Nginx 1.30.2
NGINX, the worlds most widely used web server and reverse proxy, has released version 1.30.2 on May 22, 2026. The update is a security release that addresses a heap buffer overflow vulnerability in the ngx_http_rewrite_module, designated CVE-2026-9256.
What Changed
The vulnerability, nicknamed "nginx-poolslip" by security researchers, affects configurations using overlapping captures in rewrite rules. A remote attacker could craft a request that triggers a heap buffer overflow in the NGINX worker process, potentially leading to a denial-of-service condition or, in more severe cases, arbitrary code execution.

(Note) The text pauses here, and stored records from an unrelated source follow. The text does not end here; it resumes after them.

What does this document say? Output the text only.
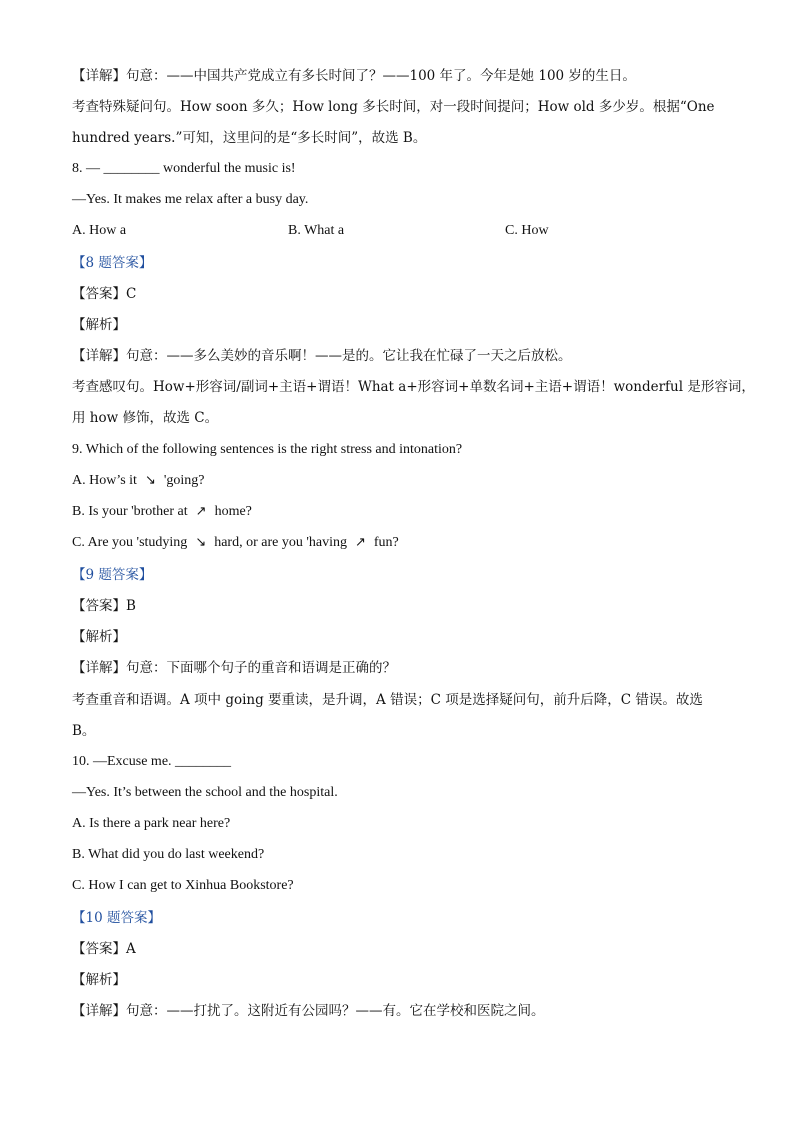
【详解】句意：——中国共产党成立有多长时间了？——100 年了。今年是她 100 岁的生日。
考查特殊疑问句。How soon 多久；How long 多长时间，对一段时间提问；How old 多少岁。根据“One
hundred years.”可知，这里问的是“多长时间”，故选 B。
8. — ________ wonderful the music is!
—Yes. It makes me relax after a busy day.
A. How a	B. What a	C. How
【8 题答案】
【答案】C
【解析】
【详解】句意：——多么美妙的音乐啊！——是的。它让我在忙碌了一天之后放松。
考查感叹句。How+形容词/副词+主语+谓语！What a+形容词+单数名词+主语+谓语！wonderful 是形容词，
用 how 修饰，故选 C。
9. Which of the following sentences is the right stress and intonation?
A. How’s it ↘ 'going?
B. Is your 'brother at ↗ home?
C. Are you 'studying ↘ hard, or are you 'having ↗ fun?
【9 题答案】
【答案】B
【解析】
【详解】句意：下面哪个句子的重音和语调是正确的？
考查重音和语调。A 项中 going 要重读，是升调，A 错误；C 项是选择疑问句，前升后降，C 错误。故选
B。
10. —Excuse me. ________
—Yes. It’s between the school and the hospital.
A. Is there a park near here?
B. What did you do last weekend?
C. How I can get to Xinhua Bookstore?
【10 题答案】
【答案】A
【解析】
【详解】句意：——打扰了。这附近有公园吗？——有。它在学校和医院之间。
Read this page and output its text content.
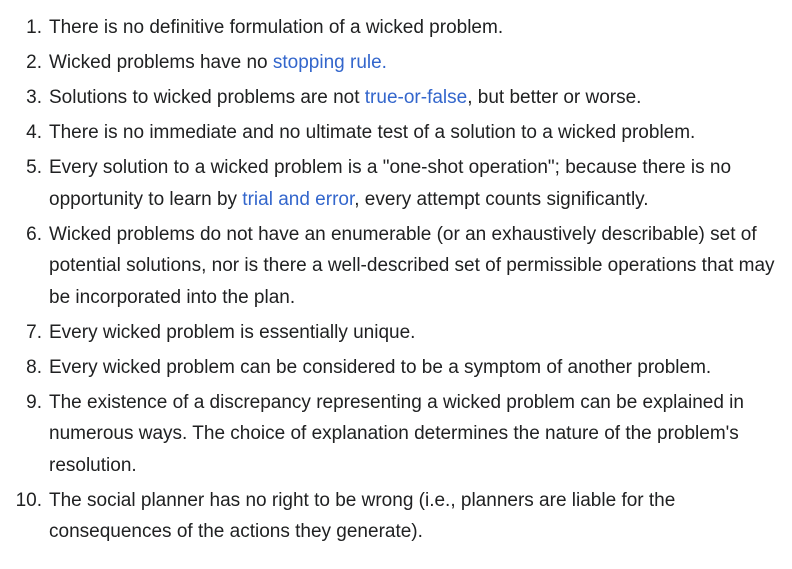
1. There is no definitive formulation of a wicked problem.
2. Wicked problems have no stopping rule.
3. Solutions to wicked problems are not true-or-false, but better or worse.
4. There is no immediate and no ultimate test of a solution to a wicked problem.
5. Every solution to a wicked problem is a "one-shot operation"; because there is no opportunity to learn by trial and error, every attempt counts significantly.
6. Wicked problems do not have an enumerable (or an exhaustively describable) set of potential solutions, nor is there a well-described set of permissible operations that may be incorporated into the plan.
7. Every wicked problem is essentially unique.
8. Every wicked problem can be considered to be a symptom of another problem.
9. The existence of a discrepancy representing a wicked problem can be explained in numerous ways. The choice of explanation determines the nature of the problem's resolution.
10. The social planner has no right to be wrong (i.e., planners are liable for the consequences of the actions they generate).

The CVSS severity rating for CVE-2026-9256 is medium, but the exploit surface is broad — any NGINX deployment with complex rewrite rules using capture groups is potentially at risk.
Why It Matters
NGINX powers over 30% of all websites globally, making security vulnerabilities in the server a systemic risk across the internet. While this particular vulnerability requires specific configuration conditions to exploit, the potential for denial-of-service attacks makes patching a priority for production deployments.

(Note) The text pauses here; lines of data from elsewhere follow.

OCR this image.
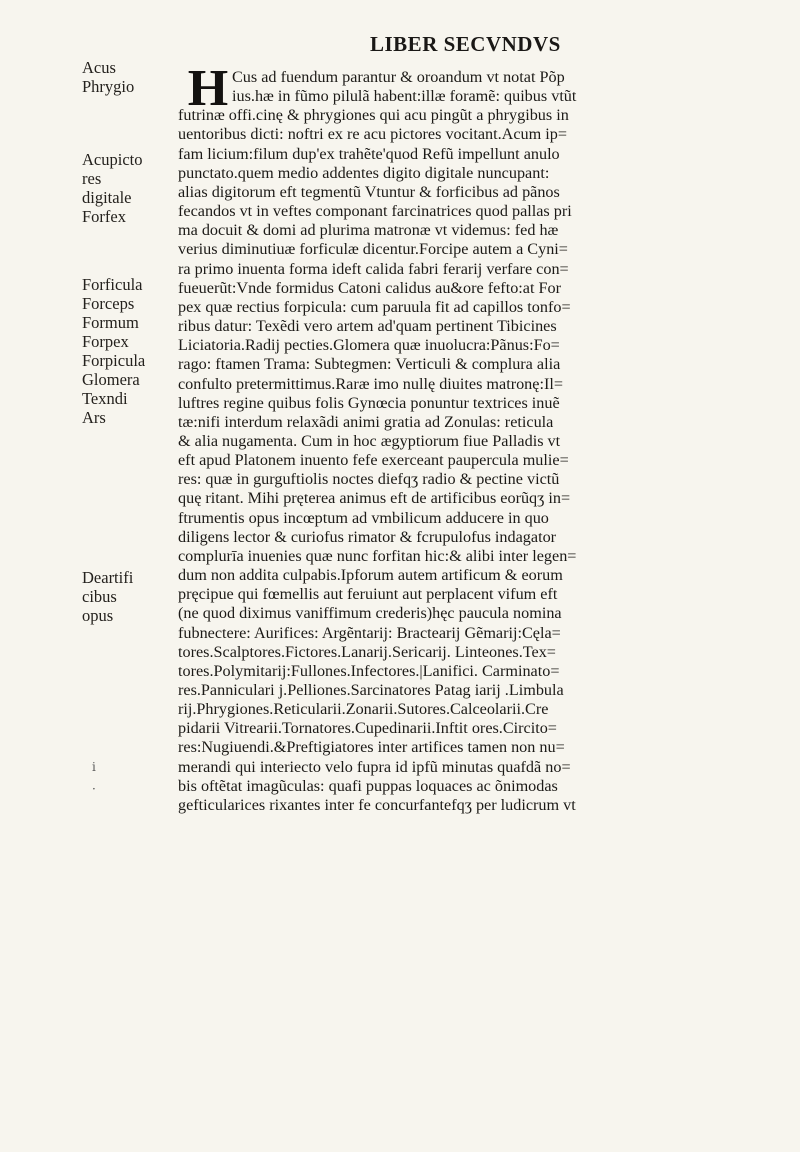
LIBER SECVNDVS
Acus
Phrygio
Acupicto
res
digitale
Forfex
Forficula
Forceps
Formum
Forpex
Forpicula
Glomera
Texndi
Ars
Deartifi
cibus
opus
i
·
H Cus ad fuendum parantur & oroandum vt notat Põp
ius.hæ in fũmo pilulã habent:illæ foramẽ: quibus vtũt
futrinæ offi.cinę & phrygiones qui acu pingũt a phrygibus in
uentoribus dicti: noftri ex re acu pictores vocitant.Acum ip=
fam licium:filum dup'ex trahẽte'quod Refũ impellunt anulo
punctato.quem medio addentes digito digitale nuncupant:
alias digitorum eft tegmentũ Vtuntur & forficibus ad pãnos
fecandos vt in veftes componant farcinatrices quod pallas pri
ma docuit & domi ad plurima matronæ vt videmus: fed hæ
verius diminutiuæ forficulæ dicentur.Forcipe autem a Cyni=
ra primo inuenta forma ideft calida fabri ferarij verfare con=
fueuerũt:Vnde formidus Catoni calidus au&ore fefto:at For
pex quæ rectius forpicula: cum paruula fit ad capillos tonfo=
ribus datur: Texẽdi vero artem ad'quam pertinent Tibicines
Liciatoria.Radij pecties.Glomera quæ inuolucra:Pãnus:Fo=
rago: ftamen Trama: Subtegmen: Verticuli & complura alia
confulto pretermittimus.Raræ imo nullę diuites matronę:Il=
luftres regine quibus folis Gynœcia ponuntur textrices inuẽ
tæ:nifi interdum relaxãdi animi gratia ad Zonulas: reticula
& alia nugamenta. Cum in hoc ægyptiorum fiue Palladis vt
eft apud Platonem inuento fefe exerceant paupercula mulie=
res: quæ in gurguftiolis noctes diefqʒ radio & pectine victũ
quę ritant. Mihi pręterea animus eft de artificibus eorũqʒ in=
ftrumentis opus incœptum ad vmbilicum adducere in quo
diligens lector & curiofus rimator & fcrupulofus indagator
complurīa inuenies quæ nunc forfitan hic:& alibi inter legen=
dum non addita culpabis.Ipforum autem artificum & eorum
pręcipue qui fœmellis aut feruiunt aut perplacent vifum eft
(ne quod diximus vaniffimum crederis)hęc paucula nomina
fubnectere: Aurifices: Argẽntarij: Bractearij Gẽmarij:Cęla=
tores.Scalptores.Fictores.Lanarij.Sericarij. Linteones.Tex=
tores.Polymitarij:Fullones.Infectores.|Lanifici. Carminato=
res.Panniculari j.Pelliones.Sarcinatores Patag iarij .Limbula
rij.Phrygiones.Reticularii.Zonarii.Sutores.Calceolarii.Cre
pidarii Vitrearii.Tornatores.Cupedinarii.Inftit ores.Circito=
res:Nugiuendi.&Preftigiatores inter artifices tamen non nu=
merandi qui interiecto velo fupra id ipfũ minutas quafdã no=
bis oftẽtat imagũculas: quafi puppas loquaces ac õnimodas
gefticularices rixantes inter fe concurfantefqʒ per ludicrum vt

The fix is included in both the 1.30.2 stable branch and the 1.31.1 mainline branch, ensuring that users on either track receive the security patch.
Whats Next
NGINXs new release model, announced May 13, 2026, introduces Long-Term Support (LTS) releases alongside Continuous Releases (CR). Users running mission-critical deployments should evaluate the LTS track for longer stability windows. The 1.30.x stable branch continues to receive security backports and critical bug fixes.
Administrators are strongly advised to update immediately. The standard apt-get upgrade nginx or equivalent package manager command will apply the patch for most distributions.